The common factor in Erika Adamsson’s works is various types of captured moment. She depicts atmospheres, nostalgia and stasis. Regardless of the subject, a child’s face or the ragged harmonies of the environment communicate intense moods to the viewer.
She believes that certain juxtapositions of colours make it possible to create mental images of different time periods. Subdued pastel shades combined with broken browns transport the viewer to the 1950s and 60s, while chocolate brown makes flaming orange glow, taking viewers to the atmosphere of the 1970s. The high contrast and colour saturation remind us of film images. In her new paintings Adamsson romanticizes views of her hometown in bygone decades, catching the lingering moods of an eternal Sunday. When looking at old cityscapes the significance of an earlier culture and its preservation are amplified, and this theme gives the exhibition a sense of making a statement.

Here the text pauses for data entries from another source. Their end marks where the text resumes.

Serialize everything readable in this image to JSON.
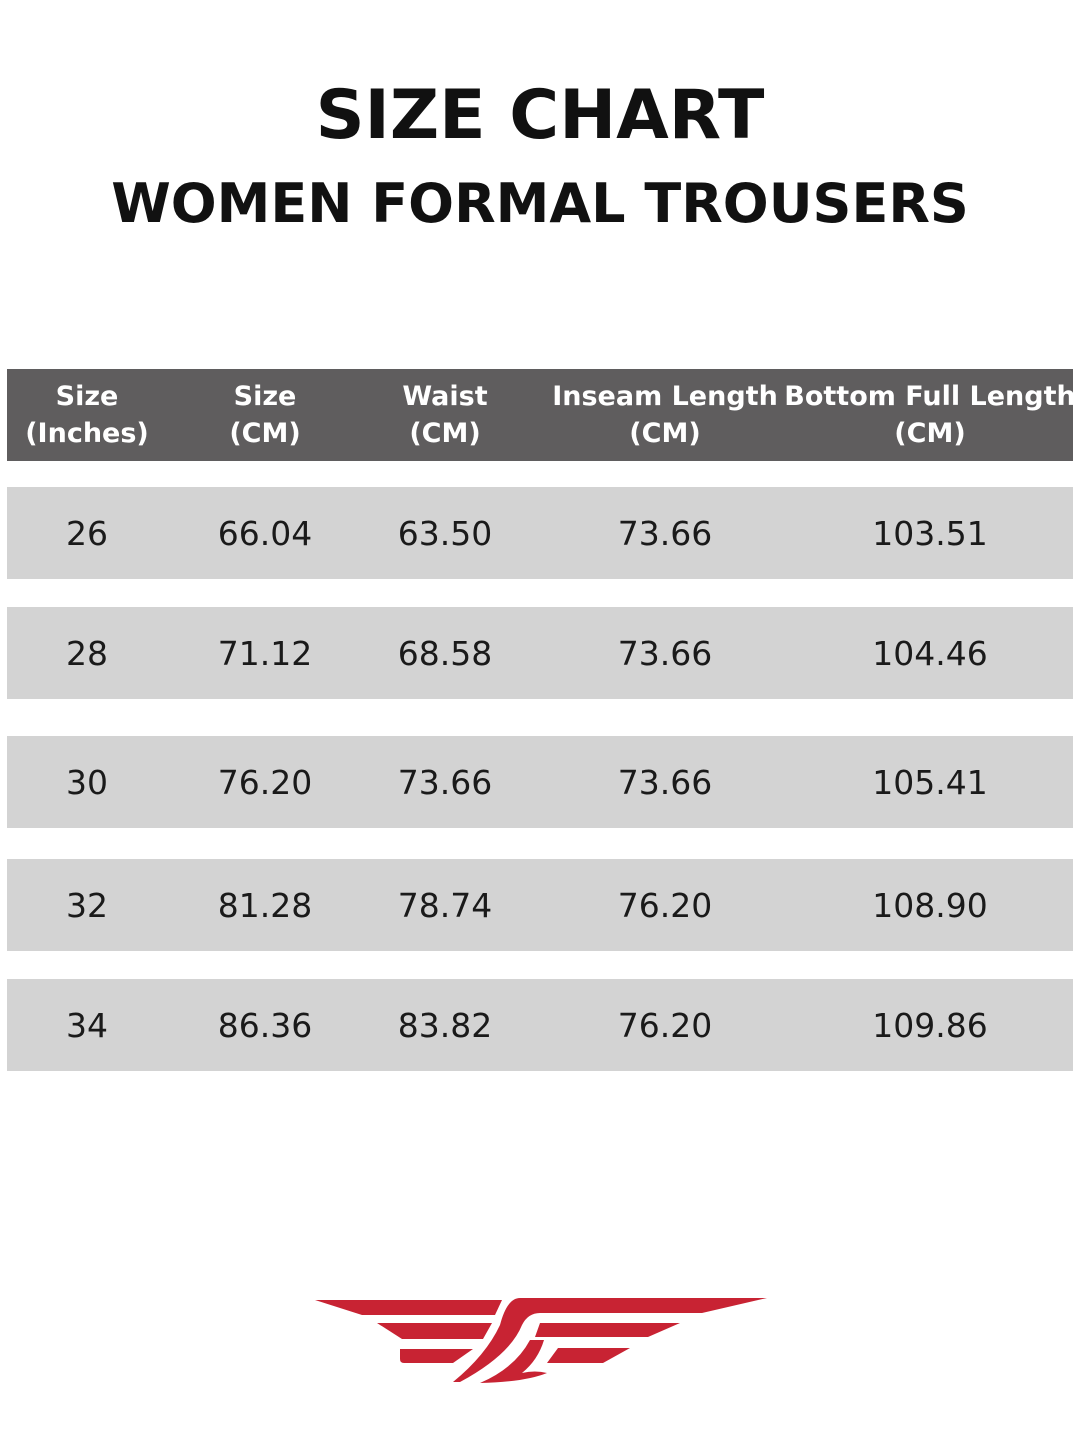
{
  "title": "SIZE CHART",
  "subtitle": "WOMEN FORMAL TROUSERS",
  "table": {
    "headers": [
      [
        "Size",
        "(Inches)"
      ],
      [
        "Size",
        "(CM)"
      ],
      [
        "Waist",
        "(CM)"
      ],
      [
        "Inseam Length",
        "(CM)"
      ],
      [
        "Bottom Full Length",
        "(CM)"
      ]
    ],
    "rows": [
      [
        "26",
        "66.04",
        "63.50",
        "73.66",
        "103.51"
      ],
      [
        "28",
        "71.12",
        "68.58",
        "73.66",
        "104.46"
      ],
      [
        "30",
        "76.20",
        "73.66",
        "73.66",
        "105.41"
      ],
      [
        "32",
        "81.28",
        "78.74",
        "76.20",
        "108.90"
      ],
      [
        "34",
        "86.36",
        "83.82",
        "76.20",
        "109.86"
      ]
    ]
  },
  "colors": {
    "header_bg": "#5f5d5e",
    "row_bg": "#d3d3d3",
    "logo": "#c82333"
  },
  "logo": {
    "icon": "winged-logo-icon"
  }
}
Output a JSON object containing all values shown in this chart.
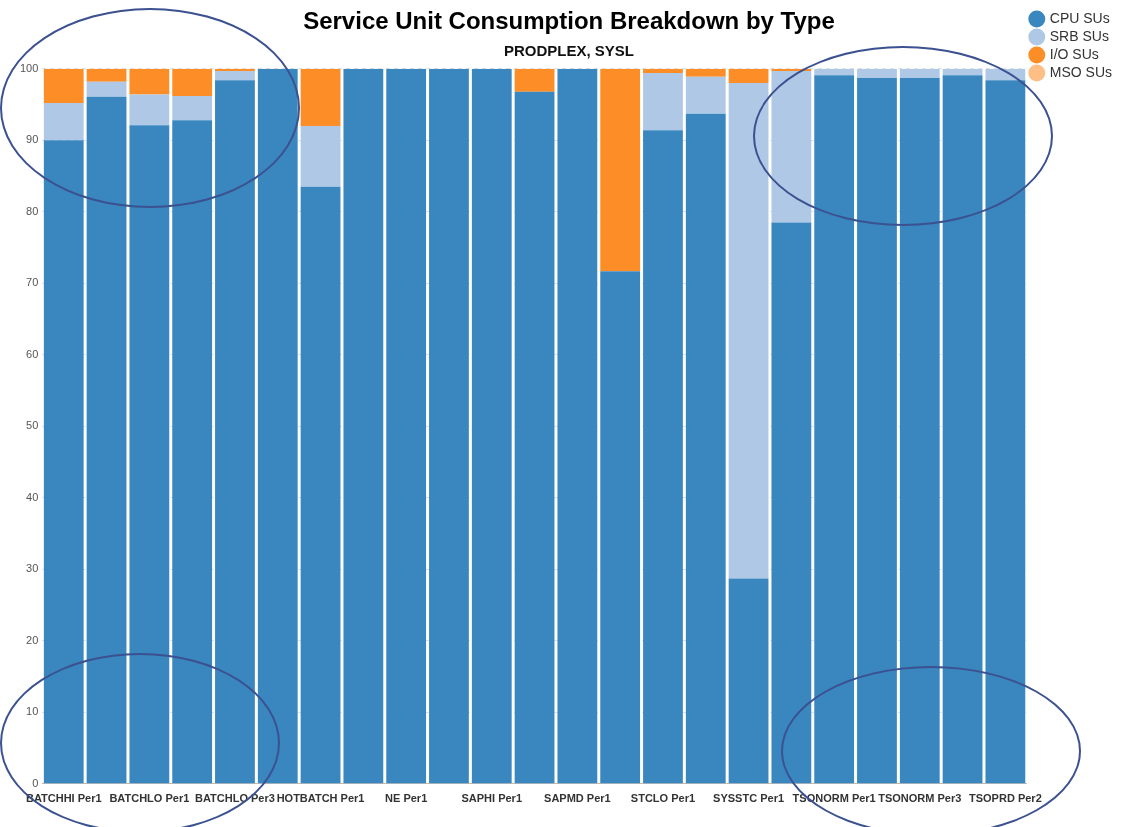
{
  "chart_data": {
    "type": "bar",
    "title": "Service Unit Consumption Breakdown by Type",
    "subtitle": "PRODPLEX, SYSL",
    "categories": [
      "BATCHHI Per1",
      null,
      "BATCHLO Per1",
      null,
      "BATCHLO Per3",
      null,
      "HOTBATCH Per1",
      null,
      "NE Per1",
      null,
      "SAPHI Per1",
      null,
      "SAPMD Per1",
      null,
      "STCLO Per1",
      null,
      "SYSSTC Per1",
      null,
      "TSONORM Per1",
      null,
      "TSONORM Per3",
      null,
      "TSOPRD Per2"
    ],
    "stacked": true,
    "series": [
      {
        "name": "CPU SUs",
        "color": "#3a87c0",
        "values": [
          90,
          96.1,
          92.1,
          92.8,
          98.4,
          100,
          83.5,
          100,
          100,
          100,
          100,
          96.8,
          100,
          71.7,
          91.4,
          93.7,
          28.7,
          78.5,
          99.1,
          98.7,
          98.7,
          99.1,
          98.4
        ]
      },
      {
        "name": "SRB SUs",
        "color": "#aec8e6",
        "values": [
          5.2,
          2.1,
          4.3,
          3.4,
          1.3,
          0,
          8.5,
          0,
          0,
          0,
          0,
          0,
          0,
          0,
          8,
          5.2,
          69.3,
          21.2,
          0.9,
          1.3,
          1.3,
          0.9,
          1.6
        ]
      },
      {
        "name": "I/O SUs",
        "color": "#fd8d27",
        "values": [
          4.8,
          1.8,
          3.6,
          3.8,
          0.3,
          0,
          8,
          0,
          0,
          0,
          0,
          3.2,
          0,
          28.3,
          0.6,
          1.1,
          2,
          0.3,
          0,
          0,
          0,
          0,
          0
        ]
      },
      {
        "name": "MSO SUs",
        "color": "#fdbf86",
        "values": [
          0,
          0,
          0,
          0,
          0,
          0,
          0,
          0,
          0,
          0,
          0,
          0,
          0,
          0,
          0,
          0,
          0,
          0,
          0,
          0,
          0,
          0,
          0
        ]
      }
    ],
    "ylim": [
      0,
      100
    ],
    "yticks": [
      0,
      10,
      20,
      30,
      40,
      50,
      60,
      70,
      80,
      90,
      100
    ],
    "grid": "y",
    "legend": "top right"
  }
}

Melodrama can be a consolation and dilapidated buildings from the past can be cherished memories in a changing urban milieu. For the portraits in the exhibition Adamsson creates a built environment and the paintings contain a strong movement, growing sharper, from the light effects on the skin of the facial portraits to the tiny pedestrians and details of the background cityscape. She has great faith in the power of painting to create new viewpoints on the familiar, and even the everyday environment, using the means of contemporary painting. Adamsson paints in oils on aluminium, in which the pure tones resonate in parallel with the broken colours, and the painting’s shiny aluminium ground reacts to the light through gaps in the pigment.
Coinciding with this new solo show, Adamsson has an exhibition at the Tikanoja Art Museum in Vaasa, the subjects of the works centring on interiors that exude nostalgia. The romantic, wistful gaze of the set of works at Makasiini Contemporary is turned on the city and its people.